The chairs said the decision recalled the “disappointment” felt by the sector following the 2022 scrapping of the national assessment and accreditation system, given “the significant investment made by practitioners and leaders in promoting and engaging with [NAAS]”. NAAS enabled local authority children’s social workers and practice supervisors to gain accredited status based on passing an assessment.

“We would hope that further dialogue and curiosity about the benefits and scope of a national leadership development programme is promptly actioned,” the network chairs said.


One Response to Axing leadership training scheme risks undermining support for social workers, warn PSWs

  1. Christian Kerr May 1, 2024 at 3:24 pm #

    ‘[T]he network chairs said some areas had “reduced or stopped previously locally delivered leadership training following Pathways involvement and have not planned for or budgeted for an alternative”.

    Which speaks directly to core concern of those who have been critical of the centralised, government-controlled Frontline from the outset: that privileging a particular organisation and its models at the expense of all others risks this very outcome.
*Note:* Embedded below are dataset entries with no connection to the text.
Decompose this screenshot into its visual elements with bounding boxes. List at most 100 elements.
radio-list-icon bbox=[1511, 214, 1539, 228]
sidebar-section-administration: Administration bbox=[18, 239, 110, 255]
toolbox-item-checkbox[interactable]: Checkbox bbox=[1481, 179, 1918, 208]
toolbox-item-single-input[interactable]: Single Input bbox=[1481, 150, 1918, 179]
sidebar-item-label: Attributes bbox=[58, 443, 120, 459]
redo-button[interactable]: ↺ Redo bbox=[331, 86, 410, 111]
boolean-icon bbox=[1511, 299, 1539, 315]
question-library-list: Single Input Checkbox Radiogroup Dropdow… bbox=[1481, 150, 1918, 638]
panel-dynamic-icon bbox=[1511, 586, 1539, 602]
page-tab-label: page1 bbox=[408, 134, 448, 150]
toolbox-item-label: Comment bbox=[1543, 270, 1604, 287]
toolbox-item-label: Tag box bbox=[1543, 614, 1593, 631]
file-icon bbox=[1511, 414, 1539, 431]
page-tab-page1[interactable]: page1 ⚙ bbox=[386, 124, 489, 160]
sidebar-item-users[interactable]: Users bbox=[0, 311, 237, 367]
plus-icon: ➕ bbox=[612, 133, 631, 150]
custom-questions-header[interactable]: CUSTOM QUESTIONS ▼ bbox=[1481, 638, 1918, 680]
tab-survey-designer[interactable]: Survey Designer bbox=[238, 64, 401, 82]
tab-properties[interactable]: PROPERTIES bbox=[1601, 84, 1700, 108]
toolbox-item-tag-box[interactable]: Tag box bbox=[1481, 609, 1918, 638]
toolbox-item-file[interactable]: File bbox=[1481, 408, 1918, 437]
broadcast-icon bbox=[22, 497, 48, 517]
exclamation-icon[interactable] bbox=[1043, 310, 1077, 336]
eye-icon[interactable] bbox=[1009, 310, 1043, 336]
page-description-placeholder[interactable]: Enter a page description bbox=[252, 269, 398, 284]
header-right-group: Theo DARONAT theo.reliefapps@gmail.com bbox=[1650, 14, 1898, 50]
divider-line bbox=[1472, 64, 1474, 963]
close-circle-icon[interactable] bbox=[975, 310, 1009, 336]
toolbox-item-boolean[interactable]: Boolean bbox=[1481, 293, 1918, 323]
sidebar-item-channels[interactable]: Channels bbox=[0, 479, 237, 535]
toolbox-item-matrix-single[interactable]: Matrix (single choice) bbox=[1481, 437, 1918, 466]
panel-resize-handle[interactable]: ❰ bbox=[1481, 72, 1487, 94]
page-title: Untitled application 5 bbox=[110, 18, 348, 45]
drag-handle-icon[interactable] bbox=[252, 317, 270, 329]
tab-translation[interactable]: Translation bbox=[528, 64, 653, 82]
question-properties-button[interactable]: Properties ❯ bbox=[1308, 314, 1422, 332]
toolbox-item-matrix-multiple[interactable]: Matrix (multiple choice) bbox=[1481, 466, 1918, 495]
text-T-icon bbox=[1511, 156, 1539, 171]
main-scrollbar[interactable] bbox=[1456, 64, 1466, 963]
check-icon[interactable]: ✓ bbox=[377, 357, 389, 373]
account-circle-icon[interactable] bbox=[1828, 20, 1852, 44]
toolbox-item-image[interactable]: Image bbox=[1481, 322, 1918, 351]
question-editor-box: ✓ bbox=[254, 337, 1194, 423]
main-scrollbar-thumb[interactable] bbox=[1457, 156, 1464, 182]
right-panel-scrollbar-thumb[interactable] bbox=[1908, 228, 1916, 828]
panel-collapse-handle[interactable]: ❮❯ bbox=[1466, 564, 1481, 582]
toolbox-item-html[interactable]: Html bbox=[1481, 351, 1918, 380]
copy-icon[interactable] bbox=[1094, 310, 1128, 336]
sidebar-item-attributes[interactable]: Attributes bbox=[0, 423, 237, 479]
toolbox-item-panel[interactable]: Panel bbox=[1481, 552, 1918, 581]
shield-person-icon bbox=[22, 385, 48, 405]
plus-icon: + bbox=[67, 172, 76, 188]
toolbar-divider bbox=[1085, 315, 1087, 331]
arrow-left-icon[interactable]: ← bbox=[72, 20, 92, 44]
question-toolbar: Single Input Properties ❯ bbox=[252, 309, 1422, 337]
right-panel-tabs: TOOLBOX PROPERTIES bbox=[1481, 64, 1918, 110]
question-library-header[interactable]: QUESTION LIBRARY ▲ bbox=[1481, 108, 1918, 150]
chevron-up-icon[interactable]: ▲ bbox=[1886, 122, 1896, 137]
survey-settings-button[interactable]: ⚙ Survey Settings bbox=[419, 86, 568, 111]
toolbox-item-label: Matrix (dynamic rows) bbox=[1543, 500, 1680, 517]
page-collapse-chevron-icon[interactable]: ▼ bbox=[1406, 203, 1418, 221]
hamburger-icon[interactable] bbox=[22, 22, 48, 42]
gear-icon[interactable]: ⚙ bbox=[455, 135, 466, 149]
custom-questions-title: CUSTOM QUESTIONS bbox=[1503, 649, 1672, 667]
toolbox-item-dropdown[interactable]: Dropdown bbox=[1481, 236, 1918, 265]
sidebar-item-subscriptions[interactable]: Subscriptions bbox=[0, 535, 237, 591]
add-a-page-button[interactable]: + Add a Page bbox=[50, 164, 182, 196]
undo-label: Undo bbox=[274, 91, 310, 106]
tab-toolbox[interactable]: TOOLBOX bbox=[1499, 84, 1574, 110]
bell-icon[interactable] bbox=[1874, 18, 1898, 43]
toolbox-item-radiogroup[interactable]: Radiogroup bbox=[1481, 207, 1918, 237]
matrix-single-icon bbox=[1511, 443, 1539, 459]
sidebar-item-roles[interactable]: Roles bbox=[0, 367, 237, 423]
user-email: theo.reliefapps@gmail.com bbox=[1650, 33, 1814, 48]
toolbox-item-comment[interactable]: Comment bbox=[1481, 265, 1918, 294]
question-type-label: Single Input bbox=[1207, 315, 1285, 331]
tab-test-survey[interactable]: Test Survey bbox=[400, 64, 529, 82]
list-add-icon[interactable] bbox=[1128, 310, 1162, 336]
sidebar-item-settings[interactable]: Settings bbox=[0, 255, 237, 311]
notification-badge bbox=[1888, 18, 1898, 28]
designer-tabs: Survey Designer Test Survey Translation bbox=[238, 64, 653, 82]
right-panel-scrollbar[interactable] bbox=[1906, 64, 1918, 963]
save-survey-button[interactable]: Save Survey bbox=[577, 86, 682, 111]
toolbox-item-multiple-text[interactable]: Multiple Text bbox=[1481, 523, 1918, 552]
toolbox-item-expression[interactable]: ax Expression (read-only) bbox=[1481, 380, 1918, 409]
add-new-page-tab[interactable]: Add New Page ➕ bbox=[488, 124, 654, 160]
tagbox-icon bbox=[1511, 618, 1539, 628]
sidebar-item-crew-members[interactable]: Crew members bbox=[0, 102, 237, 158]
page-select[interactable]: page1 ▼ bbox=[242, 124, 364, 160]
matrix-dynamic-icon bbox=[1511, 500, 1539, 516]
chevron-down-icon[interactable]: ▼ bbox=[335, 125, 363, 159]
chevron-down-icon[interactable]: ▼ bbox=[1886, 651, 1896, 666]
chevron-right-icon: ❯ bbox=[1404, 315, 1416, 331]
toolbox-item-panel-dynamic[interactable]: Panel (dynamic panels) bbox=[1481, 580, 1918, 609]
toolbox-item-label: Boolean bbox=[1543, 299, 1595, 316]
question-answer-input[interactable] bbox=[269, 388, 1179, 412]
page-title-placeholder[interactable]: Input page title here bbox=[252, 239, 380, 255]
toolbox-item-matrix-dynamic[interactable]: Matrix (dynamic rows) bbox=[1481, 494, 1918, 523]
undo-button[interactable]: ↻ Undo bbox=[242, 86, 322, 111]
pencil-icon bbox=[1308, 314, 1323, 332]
The alternatives have faded because Frontline has had preferential treatment and funding.

    The PCFSW network’s response is also revealing of its tendency to toe the government line (at least publicly) and once again demonstrates the degree to which local authorities have been captured by Frontline, a publicly-funded organisation backed and influenced by global big money. (See also recent statement from ADSC on this announcement:

    Where is the evidence, beyond the ‘very good local feedback’ cited above that Pathways improved the lives of children and families?

    It’s important we as social workers look beyond the rhetoric and think and talk critically about these things.